Former Iraqi Prime Minister Iyad Allawi Stoned In Iraqi Holy City

Former prime minister Iyad Allawi was attacked with stones and shoes in the Iraqi Shiite holy city of Najaf on Sunday with the secular Shiite claiming he was the target of an assassination attempt.
Iyad Allawi
"As he left (Imam) Ali's mausoleum some people gathered outside shouted 'God curse Baathists' at Mr Allawi," a police source said. The crowd then threw stones and shoes at Allawi, currently an MP for his own Iraqi National Accord (INA) party and visiting Najaf as part of his campaign for the December 15 election. His bodyguards fired in the air to disperse the crowd, the police source said, adding that Allawi had replied to the crowd with "God curse Baathists and Saddamists." Allawi, a former member of toppled president Saddam Hussein's Baath party, split with the Arab nationalist movement to go into exile in 1971, after which he plotted Saddam's overthrow with CIA backing.
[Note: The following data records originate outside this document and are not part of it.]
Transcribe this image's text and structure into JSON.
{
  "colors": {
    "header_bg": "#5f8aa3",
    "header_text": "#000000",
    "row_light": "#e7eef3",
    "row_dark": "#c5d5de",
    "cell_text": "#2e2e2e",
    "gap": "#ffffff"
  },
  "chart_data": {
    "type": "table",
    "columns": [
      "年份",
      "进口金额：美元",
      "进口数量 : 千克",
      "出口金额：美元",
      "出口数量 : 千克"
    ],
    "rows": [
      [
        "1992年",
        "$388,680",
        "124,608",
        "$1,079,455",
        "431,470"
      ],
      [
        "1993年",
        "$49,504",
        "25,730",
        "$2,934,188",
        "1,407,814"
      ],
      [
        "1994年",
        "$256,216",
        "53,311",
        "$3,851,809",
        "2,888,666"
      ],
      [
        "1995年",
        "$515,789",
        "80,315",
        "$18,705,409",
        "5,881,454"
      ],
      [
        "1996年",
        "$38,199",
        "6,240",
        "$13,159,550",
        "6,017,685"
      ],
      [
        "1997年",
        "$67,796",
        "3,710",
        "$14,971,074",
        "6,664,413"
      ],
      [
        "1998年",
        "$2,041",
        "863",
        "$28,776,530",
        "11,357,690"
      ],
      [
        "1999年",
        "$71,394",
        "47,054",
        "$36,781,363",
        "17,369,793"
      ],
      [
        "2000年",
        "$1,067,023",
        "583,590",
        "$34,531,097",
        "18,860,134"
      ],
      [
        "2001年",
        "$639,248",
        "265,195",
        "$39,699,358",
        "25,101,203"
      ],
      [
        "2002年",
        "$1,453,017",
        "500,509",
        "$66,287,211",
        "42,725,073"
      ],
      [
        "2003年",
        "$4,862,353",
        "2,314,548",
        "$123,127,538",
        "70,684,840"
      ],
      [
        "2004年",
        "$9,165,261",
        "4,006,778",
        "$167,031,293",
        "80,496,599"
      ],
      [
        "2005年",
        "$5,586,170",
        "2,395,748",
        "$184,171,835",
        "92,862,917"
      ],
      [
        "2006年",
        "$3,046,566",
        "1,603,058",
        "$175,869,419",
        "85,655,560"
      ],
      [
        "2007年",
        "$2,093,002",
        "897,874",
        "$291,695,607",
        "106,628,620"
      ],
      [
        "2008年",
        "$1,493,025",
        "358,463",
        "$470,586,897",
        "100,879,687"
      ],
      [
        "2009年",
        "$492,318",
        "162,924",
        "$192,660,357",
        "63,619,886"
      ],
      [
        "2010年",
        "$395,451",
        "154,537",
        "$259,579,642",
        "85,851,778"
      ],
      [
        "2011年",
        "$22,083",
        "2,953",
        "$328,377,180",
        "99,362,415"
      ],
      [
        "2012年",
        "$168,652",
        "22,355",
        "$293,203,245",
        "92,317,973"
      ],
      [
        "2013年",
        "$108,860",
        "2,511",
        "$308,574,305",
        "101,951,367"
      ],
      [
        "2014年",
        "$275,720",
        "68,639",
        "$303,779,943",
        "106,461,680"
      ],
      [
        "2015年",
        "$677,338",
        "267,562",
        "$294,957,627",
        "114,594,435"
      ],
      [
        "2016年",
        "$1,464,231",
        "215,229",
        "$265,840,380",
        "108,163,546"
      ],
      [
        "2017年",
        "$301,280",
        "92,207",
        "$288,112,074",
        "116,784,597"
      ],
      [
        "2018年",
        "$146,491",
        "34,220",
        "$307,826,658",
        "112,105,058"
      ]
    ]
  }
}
However, Allawi said that he had been targeted by an assassination attempt when a group of 50 to 60 people surrounded him as he prayed in the mausoleum with fellow party candidates. "They had pistols and knives," Allawi told Iraq's Al-Sharqiyah television. "They wanted to assassinate all the members of the delegation," he said, calling for those behind the alleged murder attempt to be brought to justice. Since his return to Iraq after Saddam's ouster in April 2003, Allawi has presented himself as a secular Shiite leader capable of bringing Iraq's disparate religious factions together. He is also a strong opponent of de-Baathification that has purged security forces, academic institutions and ministries of anyone associated with the former ruling party. Allawi cancelled a press conference following the attack and returned to Baghdad, the INA said. "What happened is part of the amoral campaign of which the (INA) and its followers are the object," said Najaf's INA official Abdelal al-Issawi.